Central State researchers look to expand hemp, trout markets

Two rainbow trout swimming.
Rainbow trout swimming. (USDA photo by Ken Hammond.)

Central State University researchers are aiming to create more opportunities in hemp and aquaculture, with a recently funded project.

An Agriculture and Food Research Initiative grant from the U.S. Department of Agriculture, National Institute of Food and Agriculture will support the project, which seeks to get hemp grain approved as a feed ingredient for fish feed, expand markets for hemp and trout and increase diversity in agriculture. Partners on the project include two 1890 land grants and one 1994 land grant.

“I have been thinking about this project since the day I arrived at Central State University, in 2019,” said Brandy Phipps, research assistant professor in food, nutrition and health, and a lead for the project.


Phipps has a background in biomedical sciences with a focus on nutrition. Much of her work has connected with food access and equity, and addressing systemic issues for public health.

She will focus on education, extension and community outreach, while Craig Schluttenhofer, assistant professor of natural products at Central State, will be overseeing much of the research on hemp, aquaculture and economics.

They are partnering with Wisconsin’s College of Menominee Nation, Kentucky State University, University of Kentucky, Mississippi State University and University of Delaware.


One of the main research goals is to do studies that will allow the U.S. Food and Drug Administration and the Association of American Feed Control Officials to decide whether hemp grain is a suitable feed for fish or not.

One of the concerns is whether THC or other compounds in hemp can accumulate in organs or tissue of animals. Even though hemp for grain has much lower levels of those than hemp grown for CBD, it still has trace amounts, Schluttenhofer said. He plans to study that extensively so the agencies will have the information they need to make a decision.

Fish can be a nutrient-dense, healthy food. But some fish get fish meal or fish oil to supplement their diets. That’s a major cost for aquaculture producers. It’s also not great environmentally.

The researchers believe hemp ingredients could replace some or all of the fish meal and fish oil in fish feed. If that proves to be true, aquaculture producers could raise fish at a lower cost and with less negative environmental impact. That could open up opportunities for more people to get involved in fish farming.

“I would like to see more small producers of aquaculture, especially in underserved communities,” Phipps said.


Schluttenhofer is also interested in the project because of how it could open up markets for hemp.

“The vast majority of stuff being grown in the U.S. is for the metabolites,” Schluttenhofer said. But there’s a limited amount of demand for those, and now, he thinks, there is plenty of hemp being grown to fill that part of the market.

“Grain and fiber, I think, show long-term potential,” he said. “I’m very interested in the grain side.”

If hemp grain is a viable ingredient for fish feed — both from a health standpoint, and economically — that opens up opportunities for hemp grain markets.

“We know that there has been a lot of interest in the hemp sector to diversify the market,” Phipps said. “There hasn’t been as much production in the fiber and in the grain sector in this country.”


Through the partnership with the College of Menominee Nation, she hopes to help increase the number of Native Americans with degrees in agriculture, and offer training for Native Americans who want to grow hemp or raise fish. The project also plans to create more research opportunities at the college.

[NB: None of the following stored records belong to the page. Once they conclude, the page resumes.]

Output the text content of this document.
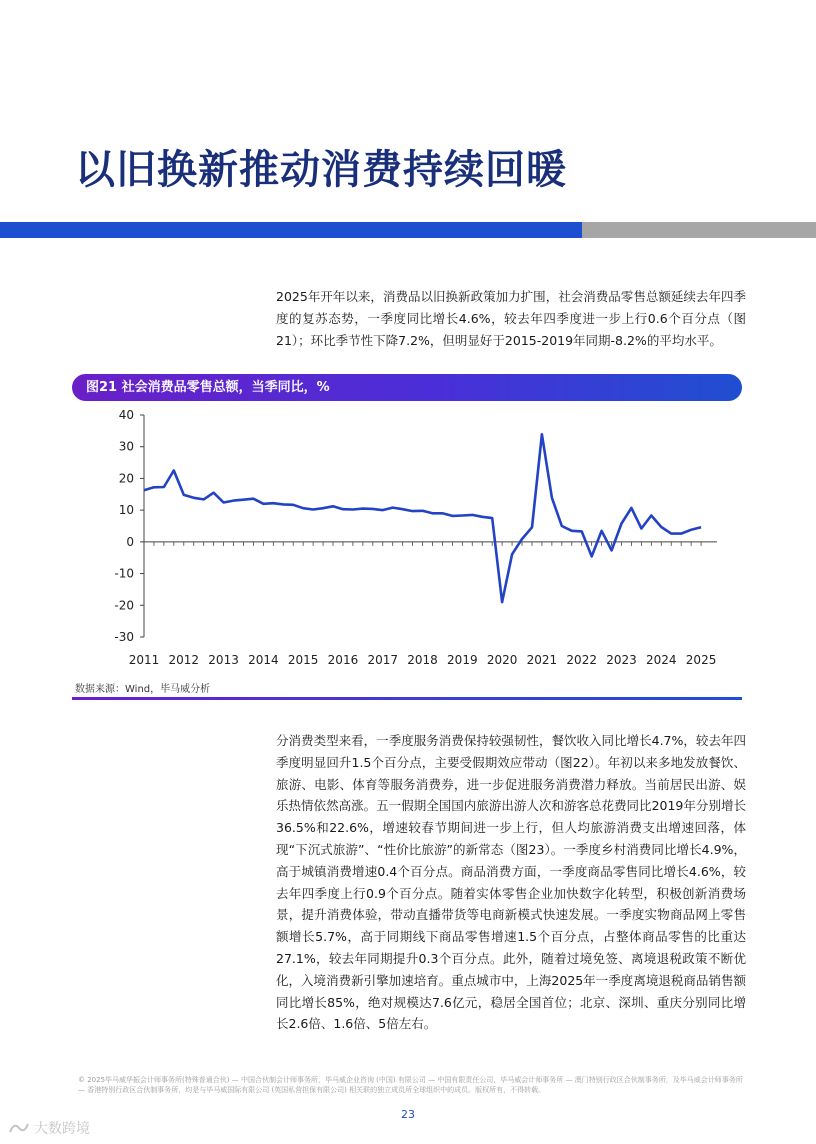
以旧换新推动消费持续回暖
2025年开年以来，消费品以旧换新政策加力扩围，社会消费品零售总额延续去年四季度的复苏态势，一季度同比增长4.6%，较去年四季度进一步上行0.6个百分点（图21）；环比季节性下降7.2%，但明显好于2015-2019年同期-8.2%的平均水平。
图21 社会消费品零售总额，当季同比，%
40
30
20
10
0
-10
-20
-30
2011 2012 2013 2014 2015 2016 2017 2018 2019 2020 2021 2022 2023 2024 2025
数据来源：Wind，毕马威分析
分消费类型来看，一季度服务消费保持较强韧性，餐饮收入同比增长4.7%，较去年四季度明显回升1.5个百分点，主要受假期效应带动（图22）。年初以来多地发放餐饮、旅游、电影、体育等服务消费券，进一步促进服务消费潜力释放。当前居民出游、娱乐热情依然高涨。五一假期全国国内旅游出游人次和游客总花费同比2019年分别增长36.5%和22.6%，增速较春节期间进一步上行，但人均旅游消费支出增速回落，体现“下沉式旅游”、“性价比旅游”的新常态（图23）。一季度乡村消费同比增长4.9%，高于城镇消费增速0.4个百分点。商品消费方面，一季度商品零售同比增长4.6%，较去年四季度上行0.9个百分点。随着实体零售企业加快数字化转型，积极创新消费场景，提升消费体验，带动直播带货等电商新模式快速发展。一季度实物商品网上零售额增长5.7%，高于同期线下商品零售增速1.5个百分点，占整体商品零售的比重达27.1%，较去年同期提升0.3个百分点。此外，随着过境免签、离境退税政策不断优化，入境消费新引擎加速培育。重点城市中，上海2025年一季度离境退税商品销售额同比增长85%，绝对规模达7.6亿元，稳居全国首位；北京、深圳、重庆分别同比增长2.6倍、1.6倍、5倍左右。
© 2025毕马威华振会计师事务所(特殊普通合伙) — 中国合伙制会计师事务所，毕马威企业咨询 (中国) 有限公司 — 中国有限责任公司，毕马威会计师事务所 — 澳门特别行政区合伙制事务所，及毕马威会计师事务所 — 香港特别行政区合伙制事务所，均是与毕马威国际有限公司 (英国私营担保有限公司) 相关联的独立成员所全球组织中的成员。版权所有，不得转载。
23
大数跨境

“There’s going to be lots of positive impacts from this work no matter what, despite whatever we find on the research side,” Schluttenhofer said.

The community around College of Menominee Nation is also a food desert, said Brian Kowalkowski, dean of continuing education at the college. Their extension program does a lot of work around food sovereignty and food access issues. The College of Menominee Nation’s goal is to offer more opportunities and resources for members in its community through the project.

The local high school has an aquaponics system, so getting involved in this project gives students an opportunity to learn more about aquaponics after graduating. The community also has high rates of health issues like diabetes and heart disease, so Kowalkowski is interested to see if the project can expand healthy food options for the community by making it more cost-effective to raise fish.

“I see this as a great opportunity to bring two minority-serving institutes together, having cross-cultural expertise that can help all of the partners involved,” Kowalkowski said.

The College of Menominee Nation is a 1994 tribal land grant college. Central State is an 1890 land grant, and while it may not have the same history of larger 1862 land grant universities, it has had more opportunities for longer than the 1994 land grants, Phipps said. That’s why, from the beginning, they knew they wanted to partner with a tribal college.

“We both [Schluttenhofer and Phipps] believe strongly in using whatever privilege and resources we may have access to, leveraging those to amplify the needs and help meet the needs of individuals who may not have access,” Phipps said.